Was sich hinter den Zeilen verbirgt
Wang Wei hatte von dem Weihrauchtempel gehört, wusste aber nicht, wo der war. Er beschließt, müßig in den Bergen zu wandern in der Hoffnung, dass ihn seine Füße zu dem Tempel führten. Das zeigt seine entspannte, unbekümmerte Natur. Nach etlichen Meilen ist er erstaunt, sich hoch in den Bergen zu finden, von Wolken und Nebel umgeben. Das erzeugt den Eindruck, dass der Weihrauchtempel ruhig, weit weg, groß und daher geachtet ist. Während Wang Wei durch einen Wald hochragender alter Bäume wandert, die bis an den Himmel reichen, hört er plötzlich den Klang einer großen Glocke aus einer weiten Entfernung, er kann aber nicht genau sagen, aus welcher Richtung er kommt. Die Ruhe und Stille des Tempels sind tief und fesselnd, die Luft voller Geheimnisse und Illusionen. Die gewundene Quelle windet sich ihren Weg an den zerklüfteten Felsen entlang, als ob sie leise über die Sorgen und Schmerzen des Lebens schluchze und seufze. Die purpurfarbenen Wolken bei Sonnenuntergang haben die uralten Pinien nicht verblassen lassen. Die grünen Pinien sehen sogar noch würdevoller und gelassener aus, da sie jahrelang Wind und Stürme überstanden haben. Vor dem riesigen und geheimnisvollen See in der Dämmerung ist Wang Wei frei von weltlichen Gedanken. Natürlich möchte er sich gern von allen selbstsüchtigen Wünschen und anderen weltlichen Gedanken durch Meditation befreien.
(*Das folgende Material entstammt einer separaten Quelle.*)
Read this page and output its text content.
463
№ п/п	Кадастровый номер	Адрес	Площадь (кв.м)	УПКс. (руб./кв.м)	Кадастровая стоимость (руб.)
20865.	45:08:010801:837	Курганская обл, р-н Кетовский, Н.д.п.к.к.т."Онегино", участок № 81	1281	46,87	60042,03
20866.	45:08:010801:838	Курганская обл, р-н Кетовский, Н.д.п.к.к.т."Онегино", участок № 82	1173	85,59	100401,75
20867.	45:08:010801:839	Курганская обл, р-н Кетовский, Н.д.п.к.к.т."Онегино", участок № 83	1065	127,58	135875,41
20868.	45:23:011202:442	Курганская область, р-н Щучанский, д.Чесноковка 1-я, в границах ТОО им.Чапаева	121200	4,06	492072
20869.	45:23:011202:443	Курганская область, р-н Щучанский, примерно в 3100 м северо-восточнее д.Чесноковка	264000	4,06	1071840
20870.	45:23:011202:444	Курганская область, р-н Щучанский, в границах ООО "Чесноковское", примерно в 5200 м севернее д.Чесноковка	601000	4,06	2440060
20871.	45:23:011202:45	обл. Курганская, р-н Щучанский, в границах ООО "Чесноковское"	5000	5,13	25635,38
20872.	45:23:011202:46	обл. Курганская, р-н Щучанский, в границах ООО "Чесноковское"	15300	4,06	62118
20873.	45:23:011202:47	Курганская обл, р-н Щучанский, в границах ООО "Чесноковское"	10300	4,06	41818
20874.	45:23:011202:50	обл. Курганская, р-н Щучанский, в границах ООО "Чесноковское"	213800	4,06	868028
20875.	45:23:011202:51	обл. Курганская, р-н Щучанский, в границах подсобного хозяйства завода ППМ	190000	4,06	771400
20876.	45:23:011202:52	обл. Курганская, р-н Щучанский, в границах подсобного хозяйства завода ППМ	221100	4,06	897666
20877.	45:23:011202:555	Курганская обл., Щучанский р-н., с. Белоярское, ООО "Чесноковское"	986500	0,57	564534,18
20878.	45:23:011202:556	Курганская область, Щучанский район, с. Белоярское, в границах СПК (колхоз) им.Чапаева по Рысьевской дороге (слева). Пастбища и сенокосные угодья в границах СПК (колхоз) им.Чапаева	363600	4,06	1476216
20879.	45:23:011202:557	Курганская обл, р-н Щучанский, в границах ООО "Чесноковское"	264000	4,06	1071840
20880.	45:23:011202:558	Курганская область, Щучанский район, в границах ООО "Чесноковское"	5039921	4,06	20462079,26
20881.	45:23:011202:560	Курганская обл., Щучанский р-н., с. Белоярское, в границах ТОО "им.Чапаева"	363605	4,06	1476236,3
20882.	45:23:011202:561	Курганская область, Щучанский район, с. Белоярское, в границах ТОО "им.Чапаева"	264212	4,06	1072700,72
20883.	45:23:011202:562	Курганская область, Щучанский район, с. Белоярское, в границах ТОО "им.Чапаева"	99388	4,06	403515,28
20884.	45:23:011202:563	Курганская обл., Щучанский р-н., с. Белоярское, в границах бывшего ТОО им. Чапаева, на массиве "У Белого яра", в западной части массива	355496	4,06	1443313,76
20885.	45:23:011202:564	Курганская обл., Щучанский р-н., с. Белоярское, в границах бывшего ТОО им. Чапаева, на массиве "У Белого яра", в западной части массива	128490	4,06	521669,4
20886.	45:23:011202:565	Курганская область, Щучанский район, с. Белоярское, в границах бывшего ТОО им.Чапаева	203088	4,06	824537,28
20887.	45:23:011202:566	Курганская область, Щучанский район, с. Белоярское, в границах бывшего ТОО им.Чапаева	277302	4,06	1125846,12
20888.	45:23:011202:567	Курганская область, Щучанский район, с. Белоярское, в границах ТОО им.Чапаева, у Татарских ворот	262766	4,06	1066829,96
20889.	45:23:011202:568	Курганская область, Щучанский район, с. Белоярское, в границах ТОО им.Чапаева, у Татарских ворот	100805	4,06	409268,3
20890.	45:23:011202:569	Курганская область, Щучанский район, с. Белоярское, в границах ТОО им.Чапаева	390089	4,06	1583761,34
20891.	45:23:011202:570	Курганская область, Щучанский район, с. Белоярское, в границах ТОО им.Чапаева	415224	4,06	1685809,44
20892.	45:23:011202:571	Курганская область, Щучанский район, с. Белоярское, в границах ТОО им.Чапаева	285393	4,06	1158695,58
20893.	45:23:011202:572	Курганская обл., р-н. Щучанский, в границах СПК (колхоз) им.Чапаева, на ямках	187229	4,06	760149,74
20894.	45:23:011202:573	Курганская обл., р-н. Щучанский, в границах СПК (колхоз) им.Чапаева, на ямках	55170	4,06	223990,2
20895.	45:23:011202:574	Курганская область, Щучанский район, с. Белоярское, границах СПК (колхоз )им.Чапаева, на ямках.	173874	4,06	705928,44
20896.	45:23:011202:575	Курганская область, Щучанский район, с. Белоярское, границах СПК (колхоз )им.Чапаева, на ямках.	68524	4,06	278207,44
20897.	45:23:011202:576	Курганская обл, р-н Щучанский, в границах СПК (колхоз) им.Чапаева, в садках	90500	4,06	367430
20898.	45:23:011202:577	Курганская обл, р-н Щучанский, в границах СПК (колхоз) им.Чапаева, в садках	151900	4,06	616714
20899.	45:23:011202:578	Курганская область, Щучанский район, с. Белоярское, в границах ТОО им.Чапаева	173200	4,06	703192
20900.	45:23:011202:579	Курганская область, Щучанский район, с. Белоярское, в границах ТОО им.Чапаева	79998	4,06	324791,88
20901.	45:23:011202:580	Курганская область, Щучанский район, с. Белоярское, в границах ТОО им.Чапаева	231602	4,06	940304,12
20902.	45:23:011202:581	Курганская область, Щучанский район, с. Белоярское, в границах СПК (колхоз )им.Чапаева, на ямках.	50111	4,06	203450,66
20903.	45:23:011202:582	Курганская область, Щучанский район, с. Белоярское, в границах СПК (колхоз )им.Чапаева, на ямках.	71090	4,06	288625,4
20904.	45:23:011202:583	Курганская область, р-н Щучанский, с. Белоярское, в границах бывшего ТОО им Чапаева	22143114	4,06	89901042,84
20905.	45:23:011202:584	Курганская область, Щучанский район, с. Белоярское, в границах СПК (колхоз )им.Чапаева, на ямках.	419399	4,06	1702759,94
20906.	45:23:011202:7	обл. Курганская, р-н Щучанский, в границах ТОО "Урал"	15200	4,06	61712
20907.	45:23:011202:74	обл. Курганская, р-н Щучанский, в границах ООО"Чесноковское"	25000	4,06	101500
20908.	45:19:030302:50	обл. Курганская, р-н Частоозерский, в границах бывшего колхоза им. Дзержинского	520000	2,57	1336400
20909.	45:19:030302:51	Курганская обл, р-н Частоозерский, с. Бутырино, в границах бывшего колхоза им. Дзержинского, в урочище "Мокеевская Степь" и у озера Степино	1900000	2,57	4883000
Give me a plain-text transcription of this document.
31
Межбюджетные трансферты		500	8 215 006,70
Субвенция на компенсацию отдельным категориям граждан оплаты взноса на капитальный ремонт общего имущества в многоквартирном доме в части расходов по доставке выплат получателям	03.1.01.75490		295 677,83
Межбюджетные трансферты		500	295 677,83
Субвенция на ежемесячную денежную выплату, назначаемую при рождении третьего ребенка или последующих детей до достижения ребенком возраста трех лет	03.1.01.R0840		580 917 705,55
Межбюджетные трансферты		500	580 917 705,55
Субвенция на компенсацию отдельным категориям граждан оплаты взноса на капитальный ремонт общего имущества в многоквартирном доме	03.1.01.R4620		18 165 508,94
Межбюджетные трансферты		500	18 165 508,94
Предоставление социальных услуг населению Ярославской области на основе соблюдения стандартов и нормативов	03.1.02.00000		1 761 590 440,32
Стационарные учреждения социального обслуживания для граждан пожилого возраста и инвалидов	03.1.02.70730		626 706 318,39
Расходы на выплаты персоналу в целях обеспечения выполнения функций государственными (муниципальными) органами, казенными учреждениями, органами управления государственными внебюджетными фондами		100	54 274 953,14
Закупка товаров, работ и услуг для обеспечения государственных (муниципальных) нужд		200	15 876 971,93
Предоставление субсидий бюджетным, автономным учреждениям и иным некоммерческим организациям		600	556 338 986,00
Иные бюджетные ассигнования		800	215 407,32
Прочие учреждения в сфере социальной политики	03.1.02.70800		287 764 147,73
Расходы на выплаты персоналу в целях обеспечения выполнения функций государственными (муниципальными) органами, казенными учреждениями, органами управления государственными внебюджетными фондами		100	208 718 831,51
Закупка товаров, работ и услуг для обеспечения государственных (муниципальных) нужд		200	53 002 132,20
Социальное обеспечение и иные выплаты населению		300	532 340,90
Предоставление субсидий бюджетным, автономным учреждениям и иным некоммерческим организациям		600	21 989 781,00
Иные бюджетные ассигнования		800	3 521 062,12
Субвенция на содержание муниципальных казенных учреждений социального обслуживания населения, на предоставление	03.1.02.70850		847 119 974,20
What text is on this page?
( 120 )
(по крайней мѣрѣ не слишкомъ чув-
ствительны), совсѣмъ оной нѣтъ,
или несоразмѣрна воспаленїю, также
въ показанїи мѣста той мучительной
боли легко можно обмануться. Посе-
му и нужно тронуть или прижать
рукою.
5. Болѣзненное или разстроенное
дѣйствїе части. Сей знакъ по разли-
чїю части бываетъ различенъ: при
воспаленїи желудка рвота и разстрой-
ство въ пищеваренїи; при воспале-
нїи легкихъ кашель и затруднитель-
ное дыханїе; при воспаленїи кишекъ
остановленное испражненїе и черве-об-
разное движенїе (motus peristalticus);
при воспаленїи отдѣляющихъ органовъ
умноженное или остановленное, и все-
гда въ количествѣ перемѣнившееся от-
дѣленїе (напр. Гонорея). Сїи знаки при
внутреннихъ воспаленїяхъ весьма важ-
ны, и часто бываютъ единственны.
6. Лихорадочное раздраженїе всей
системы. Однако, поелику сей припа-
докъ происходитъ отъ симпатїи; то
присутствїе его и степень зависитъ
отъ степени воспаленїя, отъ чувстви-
Wang Wei, der große Poet und Maler der großen Tang Dynastie, malte in seinen Gedichten unzählige schöne Szenen voller Klängen und Farben. Jedes Bild, das er in Worten malte, trägt die einzigartige Sehnsucht des Dichters, sein letztes Ziel zu erreichen, nämlich sein Herz zu veredeln und sich über die menschliche Welt zu erheben.